September 3rd, 2013 by

The 2013 version of The Quest has entered Week 8! Don’t let this opportunity pass you by because you can Go On Your Own Quest by following the structure of The Quest to dig into screenwriting theory [Core – 8 weeks], figure out your story [Prep – 6 weeks], and write a first draft [Pages – 10 weeks]. It’s a 24-week immersion in the screenwriting process and you can do it here – for free!

Plus you can join The Black Board, the Official Online Writing Community of the Black List and Go Into The Story, another free resource to help keep you inspired and on target at you Go On Your Own Quest from FADE IN to FADE OUT on the first draft of your original screenplay.

This week, we are reflecting on the subject of time mirroring the content the Questers are engaged with in Core VIII: Time.

For those of you who plan to Go On Your Own Quest, we began our week-long discussion on time yesterday with this question: What implications derive from a screenplay being written in the present tense? You may read that discussion here. Today’s question:

* Do you write in “the moment”? How would you describe that experience?

If you plan to participate in the Go On Your Own Quest challenge, you have 1 week before we move into the Prep part of the process. Time this week to ask yourself: Why is time so important in a screenplay and what are ways I can effectively manipulate it?

If you’d like to access the same Core content as the writers participating in The Quest, I will be teaching Core VIII: Time starting Monday, November 18. More information on that 1-week online class here.

Why wait?

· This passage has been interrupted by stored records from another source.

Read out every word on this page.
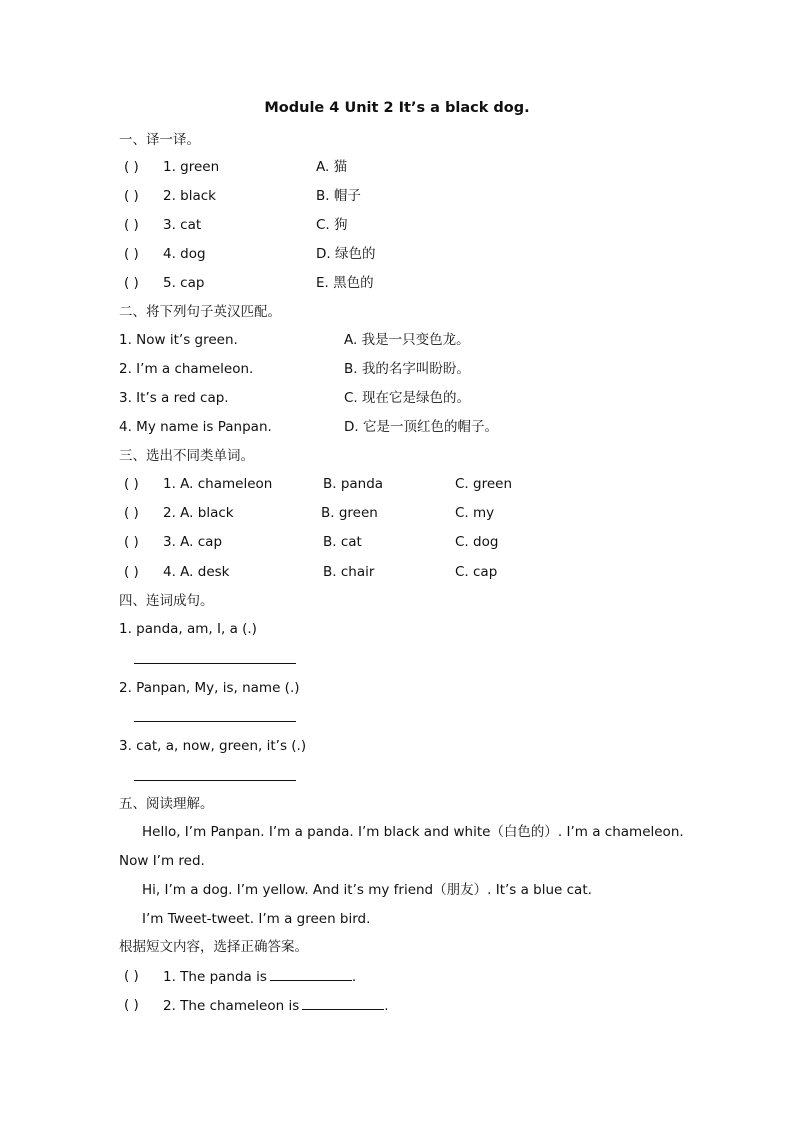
Module 4 Unit 2 It’s a black dog.
一、译一译。
( ) 1. green	A. 猫
( ) 2. black	B. 帽子
( ) 3. cat	C. 狗
( ) 4. dog	D. 绿色的
( ) 5. cap	E. 黑色的
二、将下列句子英汉匹配。
1. Now it’s green.	A. 我是一只变色龙。
2. I’m a chameleon.	B. 我的名字叫盼盼。
3. It’s a red cap.	C. 现在它是绿色的。
4. My name is Panpan.	D. 它是一顶红色的帽子。
三、选出不同类单词。
( ) 1. A. chameleon	B. panda	C. green
( ) 2. A. black	B. green	C. my
( ) 3. A. cap	B. cat	C. dog
( ) 4. A. desk	B. chair	C. cap
四、连词成句。
1. panda, am, I, a (.)
2. Panpan, My, is, name (.)
3. cat, a, now, green, it’s (.)
五、阅读理解。
Hello, I’m Panpan. I’m a panda. I’m black and white（白色的）. I’m a chameleon.
Now I’m red.
Hi, I’m a dog. I’m yellow. And it’s my friend（朋友）. It’s a blue cat.
I’m Tweet-tweet. I’m a green bird.
根据短文内容，选择正确答案。
( ) 1. The panda is	.
( ) 2. The chameleon is	.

You can have immediate access to the content of all eight Core classes by signing up for The Core Package. This enables you to go through all of the Core lectures (48 total, each written by me), tips, techniques and optional writing exercises on a self-paced basis as well as take any of the 1-week classes as I offer them. Plus The Core Package offers a nearly 50% savings compared to if you took each Core class separately. For more information on this unique offer, go here. And now is a great time because last week, I just began the entire cycle of 1-week Core classes, starting with Core I: Plot.

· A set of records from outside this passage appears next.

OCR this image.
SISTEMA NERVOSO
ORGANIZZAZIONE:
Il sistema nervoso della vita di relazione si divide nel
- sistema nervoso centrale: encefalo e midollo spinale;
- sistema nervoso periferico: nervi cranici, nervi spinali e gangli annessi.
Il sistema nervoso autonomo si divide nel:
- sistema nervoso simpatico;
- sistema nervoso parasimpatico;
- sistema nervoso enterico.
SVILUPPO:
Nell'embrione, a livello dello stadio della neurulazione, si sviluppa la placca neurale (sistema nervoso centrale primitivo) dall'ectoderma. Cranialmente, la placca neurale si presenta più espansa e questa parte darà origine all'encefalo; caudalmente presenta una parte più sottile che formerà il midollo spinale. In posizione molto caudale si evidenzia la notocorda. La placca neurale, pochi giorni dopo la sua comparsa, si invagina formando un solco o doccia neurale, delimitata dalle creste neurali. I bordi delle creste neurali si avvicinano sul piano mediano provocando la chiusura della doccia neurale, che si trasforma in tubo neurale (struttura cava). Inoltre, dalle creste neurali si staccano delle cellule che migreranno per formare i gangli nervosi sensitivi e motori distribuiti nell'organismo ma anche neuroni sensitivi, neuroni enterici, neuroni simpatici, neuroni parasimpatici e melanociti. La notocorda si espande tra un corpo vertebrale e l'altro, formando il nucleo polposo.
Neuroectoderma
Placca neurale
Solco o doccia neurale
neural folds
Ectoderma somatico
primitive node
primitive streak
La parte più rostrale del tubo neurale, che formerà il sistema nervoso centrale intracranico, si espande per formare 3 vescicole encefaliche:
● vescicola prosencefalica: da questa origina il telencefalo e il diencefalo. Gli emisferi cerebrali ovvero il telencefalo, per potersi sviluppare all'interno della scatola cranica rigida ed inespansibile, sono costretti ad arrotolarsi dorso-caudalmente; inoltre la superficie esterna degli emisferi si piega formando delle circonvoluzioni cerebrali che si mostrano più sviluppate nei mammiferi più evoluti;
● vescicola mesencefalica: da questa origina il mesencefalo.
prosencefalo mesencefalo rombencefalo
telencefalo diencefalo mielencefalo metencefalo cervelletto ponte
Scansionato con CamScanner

Meanwhile I encourage you to head to comments to discuss today’s questions. And for a related discussion on The Black Board, check out these topics:

For more information on Go On Your Own Quest, go here.

Onward!

2 thoughts on “Go On Your Own Quest — Week 8: Time

  1. Scott says:

    I suppose the question is confusing. What do I mean by “in the moment”? It’s an extension of the idea of a script being written in present tense, so the thrust of the question is are you experiencing the scene as you write it, are you in a sense participating in it as a witness as it unfolds?

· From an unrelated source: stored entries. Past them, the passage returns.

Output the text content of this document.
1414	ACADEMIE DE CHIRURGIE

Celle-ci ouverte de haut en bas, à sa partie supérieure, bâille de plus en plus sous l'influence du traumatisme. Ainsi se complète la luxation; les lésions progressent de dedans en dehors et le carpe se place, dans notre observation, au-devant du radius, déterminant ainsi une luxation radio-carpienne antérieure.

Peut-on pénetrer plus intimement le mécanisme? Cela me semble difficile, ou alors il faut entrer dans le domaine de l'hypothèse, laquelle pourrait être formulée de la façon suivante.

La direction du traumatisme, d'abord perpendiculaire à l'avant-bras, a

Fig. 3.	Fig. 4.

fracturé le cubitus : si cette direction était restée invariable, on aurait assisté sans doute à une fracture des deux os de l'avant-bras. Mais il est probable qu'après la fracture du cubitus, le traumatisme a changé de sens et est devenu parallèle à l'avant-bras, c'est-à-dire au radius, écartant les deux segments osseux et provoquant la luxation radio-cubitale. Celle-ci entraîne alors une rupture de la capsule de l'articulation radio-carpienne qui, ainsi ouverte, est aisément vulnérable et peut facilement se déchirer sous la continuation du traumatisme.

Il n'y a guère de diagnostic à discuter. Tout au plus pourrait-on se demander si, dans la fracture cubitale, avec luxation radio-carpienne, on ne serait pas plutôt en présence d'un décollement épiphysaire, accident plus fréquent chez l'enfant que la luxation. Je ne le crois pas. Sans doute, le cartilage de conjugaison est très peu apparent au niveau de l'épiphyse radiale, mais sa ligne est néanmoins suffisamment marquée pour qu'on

    As writers, there are points in our process where we should do everything we can to be as close to the action as possible and the very real sense that anything can happen. Hopefully that sense of energy and potential can work its way into our words.

    So “in the moment” means being in the present tense mode of the scene as it plays out as opposed to writing it from a perspective of after the fact.

  2. JoniB22 says:

    Yep, clear as mud…

    Still struggling to answer this one.

    Yes, I definitely write present tense / active — in fact, reading good screenwriting has spoiled me against reading boring, dragging-on fiction, as I have little patience when reading a book if the author is rambling…

    I feel like I brainstorm my story/plot and I know my beats and where I’m going ahead of time, ahead of sitting down and writing scenes … and I may or may not have some tidbit of dialogue and usually know what needs to be “planted” in a particular scene, but yeah, I think I do my best to then sidecar all that and try to write IN THE MOMENT.

    My best writing comes either while writing long-hand or typing in Word, anything other than in the screenwriting software. (If I write in the software, I’m more concerned with how things look than what it says. I’m trying to break myself of being an editor too early in the process, but it’s tough!! I want pages amassing!!) But steering clear of the software allows me to free-write and feel most in the moment and roam at will to see what all surfaces. There’s a rush that comes with this sort of free-writing — that excitement of the happy surprises that may come out. It’s most fun when I learn something new that maybe I hadn’t planned on for a character or a particular story beat.

    Seems to happen most if I write long-hand — but then, because I’m flying, I can’t always read my handwriting later on. So with my new script, I’m trying to do more writing in Word on this ancient beast of a laptop. What’s really fun is if I’m doing so like at Starbucks or somewhere and I have one of those happy discoveries — I might bust out laughing or do a few mid-air fistpumps. But honestly? If the story’s better for it, I don’t mind looking like a dork!!